Hi John,
You are trying to crack an age old conundrum: How to make a GWR BLT that is believable but a little bit different. You are definitely on the right track.
All permutations of positions for platform, goods shed, engine shed, cattle dock, etc, are possible so long as they can be operated reasonably sensibly.
Position2 for the cattle dock is very Moretonhampstead, as you know.
You are right not to bring the tracks too close to the west end of the boards. Even a little bit of non railway scenery there will help to set the station in the landscape.
The bay platform is a very useful modeller's cliche but in your period would a bay be likely? Amongst models, the lack of bay platform would be a factor that made yours more unusual! (Unlikely to have smelly livestock too near the passengers, BTW, although even that permutation was known. See cattle pens on the platform at Princetown!)
You always need some form of trapping between the goods and the passenger lines (to do things properly).

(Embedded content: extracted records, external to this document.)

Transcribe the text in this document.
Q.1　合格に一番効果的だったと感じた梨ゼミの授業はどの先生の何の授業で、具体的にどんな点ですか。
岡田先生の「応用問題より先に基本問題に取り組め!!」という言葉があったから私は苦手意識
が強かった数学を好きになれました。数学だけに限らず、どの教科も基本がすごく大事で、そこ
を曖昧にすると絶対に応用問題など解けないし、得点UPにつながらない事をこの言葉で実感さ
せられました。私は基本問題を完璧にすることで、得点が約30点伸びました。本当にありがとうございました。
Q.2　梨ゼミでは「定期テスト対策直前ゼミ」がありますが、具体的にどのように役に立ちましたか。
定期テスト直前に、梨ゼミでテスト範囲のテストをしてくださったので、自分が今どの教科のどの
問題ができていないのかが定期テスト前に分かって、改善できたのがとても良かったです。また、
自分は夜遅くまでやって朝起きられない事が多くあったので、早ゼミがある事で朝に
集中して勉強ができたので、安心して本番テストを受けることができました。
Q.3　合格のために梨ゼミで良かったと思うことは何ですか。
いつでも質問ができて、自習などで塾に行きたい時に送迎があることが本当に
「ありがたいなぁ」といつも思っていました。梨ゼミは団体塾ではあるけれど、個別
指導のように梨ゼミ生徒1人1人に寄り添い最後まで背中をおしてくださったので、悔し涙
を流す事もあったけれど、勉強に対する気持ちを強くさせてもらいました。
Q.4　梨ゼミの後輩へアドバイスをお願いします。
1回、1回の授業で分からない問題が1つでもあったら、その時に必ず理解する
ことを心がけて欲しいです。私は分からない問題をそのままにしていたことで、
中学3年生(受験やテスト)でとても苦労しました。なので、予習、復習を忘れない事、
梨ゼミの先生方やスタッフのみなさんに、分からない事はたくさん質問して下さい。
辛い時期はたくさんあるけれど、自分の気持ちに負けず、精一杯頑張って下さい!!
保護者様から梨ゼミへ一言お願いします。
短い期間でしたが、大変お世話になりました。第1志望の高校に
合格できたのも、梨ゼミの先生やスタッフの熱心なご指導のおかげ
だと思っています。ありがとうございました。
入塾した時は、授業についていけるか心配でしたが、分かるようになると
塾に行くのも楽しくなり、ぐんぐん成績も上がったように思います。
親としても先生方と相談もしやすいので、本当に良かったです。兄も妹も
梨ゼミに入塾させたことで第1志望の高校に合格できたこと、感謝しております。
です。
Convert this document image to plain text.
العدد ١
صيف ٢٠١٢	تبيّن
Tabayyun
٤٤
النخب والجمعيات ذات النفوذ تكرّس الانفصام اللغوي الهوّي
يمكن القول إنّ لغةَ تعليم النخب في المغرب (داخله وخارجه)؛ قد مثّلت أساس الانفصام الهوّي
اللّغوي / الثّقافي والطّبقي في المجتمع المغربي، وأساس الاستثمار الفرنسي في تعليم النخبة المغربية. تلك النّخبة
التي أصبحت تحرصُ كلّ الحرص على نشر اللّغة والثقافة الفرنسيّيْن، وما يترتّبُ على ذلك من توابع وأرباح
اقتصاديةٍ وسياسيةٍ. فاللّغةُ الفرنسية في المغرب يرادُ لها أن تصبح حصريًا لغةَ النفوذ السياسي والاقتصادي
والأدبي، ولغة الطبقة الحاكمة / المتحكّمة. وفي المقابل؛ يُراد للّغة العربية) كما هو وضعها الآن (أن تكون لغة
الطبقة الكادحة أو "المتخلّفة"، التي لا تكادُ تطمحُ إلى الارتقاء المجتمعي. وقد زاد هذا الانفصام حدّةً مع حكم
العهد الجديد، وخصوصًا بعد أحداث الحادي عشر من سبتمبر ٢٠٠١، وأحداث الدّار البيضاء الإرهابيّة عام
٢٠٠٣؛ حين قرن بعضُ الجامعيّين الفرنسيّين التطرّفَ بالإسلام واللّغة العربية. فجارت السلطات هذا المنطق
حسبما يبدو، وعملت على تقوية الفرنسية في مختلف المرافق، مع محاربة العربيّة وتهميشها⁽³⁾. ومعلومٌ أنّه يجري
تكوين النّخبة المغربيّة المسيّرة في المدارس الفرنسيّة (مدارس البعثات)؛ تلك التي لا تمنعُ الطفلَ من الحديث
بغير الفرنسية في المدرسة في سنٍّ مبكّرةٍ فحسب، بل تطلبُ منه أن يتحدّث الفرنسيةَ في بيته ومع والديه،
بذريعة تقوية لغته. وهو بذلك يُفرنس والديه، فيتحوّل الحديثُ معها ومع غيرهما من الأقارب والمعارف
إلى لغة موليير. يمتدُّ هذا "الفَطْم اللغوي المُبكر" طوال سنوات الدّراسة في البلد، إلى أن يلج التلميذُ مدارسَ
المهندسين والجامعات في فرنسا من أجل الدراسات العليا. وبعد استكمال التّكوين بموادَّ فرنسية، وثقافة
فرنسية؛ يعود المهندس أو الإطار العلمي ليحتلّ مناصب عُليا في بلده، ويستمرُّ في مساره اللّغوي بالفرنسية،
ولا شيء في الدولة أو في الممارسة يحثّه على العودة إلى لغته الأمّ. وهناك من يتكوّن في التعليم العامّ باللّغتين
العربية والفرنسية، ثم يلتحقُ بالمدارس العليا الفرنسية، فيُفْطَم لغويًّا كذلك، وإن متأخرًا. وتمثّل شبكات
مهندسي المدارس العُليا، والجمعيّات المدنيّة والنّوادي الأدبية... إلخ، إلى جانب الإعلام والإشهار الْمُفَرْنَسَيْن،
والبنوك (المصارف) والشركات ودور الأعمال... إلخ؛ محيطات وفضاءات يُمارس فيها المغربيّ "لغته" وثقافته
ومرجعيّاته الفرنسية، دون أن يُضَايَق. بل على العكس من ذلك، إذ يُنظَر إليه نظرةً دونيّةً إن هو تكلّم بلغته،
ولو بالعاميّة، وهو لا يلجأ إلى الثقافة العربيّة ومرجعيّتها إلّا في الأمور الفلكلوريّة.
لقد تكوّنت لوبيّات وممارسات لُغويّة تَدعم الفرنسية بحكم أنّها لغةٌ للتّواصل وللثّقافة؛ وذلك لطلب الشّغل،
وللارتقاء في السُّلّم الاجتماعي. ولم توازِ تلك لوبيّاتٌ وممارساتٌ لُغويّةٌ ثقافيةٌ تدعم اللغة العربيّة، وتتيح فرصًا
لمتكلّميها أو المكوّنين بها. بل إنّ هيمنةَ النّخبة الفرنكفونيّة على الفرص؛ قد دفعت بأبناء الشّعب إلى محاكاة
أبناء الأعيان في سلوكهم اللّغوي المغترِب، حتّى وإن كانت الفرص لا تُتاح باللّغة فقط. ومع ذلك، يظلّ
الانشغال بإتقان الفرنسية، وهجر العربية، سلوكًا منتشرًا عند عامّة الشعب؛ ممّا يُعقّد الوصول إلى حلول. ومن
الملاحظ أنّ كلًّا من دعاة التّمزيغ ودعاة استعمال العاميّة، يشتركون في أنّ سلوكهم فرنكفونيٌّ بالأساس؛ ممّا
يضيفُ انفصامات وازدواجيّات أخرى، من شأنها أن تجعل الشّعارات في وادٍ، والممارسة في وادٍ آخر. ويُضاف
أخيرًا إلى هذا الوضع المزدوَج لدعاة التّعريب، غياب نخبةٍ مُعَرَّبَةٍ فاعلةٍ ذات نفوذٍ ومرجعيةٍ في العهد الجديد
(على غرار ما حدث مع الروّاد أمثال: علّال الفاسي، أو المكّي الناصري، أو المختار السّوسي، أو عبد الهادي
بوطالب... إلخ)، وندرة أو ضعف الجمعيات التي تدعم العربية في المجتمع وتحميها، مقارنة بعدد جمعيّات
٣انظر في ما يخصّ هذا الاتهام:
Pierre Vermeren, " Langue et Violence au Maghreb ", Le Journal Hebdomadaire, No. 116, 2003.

In your period its very likely that there would have been a small turntable (~45ft) at the station - possibly in the middle of the engine shed siding or in a kick back off it.
Consider making the design more dynamic by angling and/or curving the main running line. (I'm sure David didn't mean literally straight, just that the dogleg was undesirable.)
As David said, a long back siding or mileage siding for unloading open wagons would be common but wasn't always found as a dedicated length of track. See Ashburton.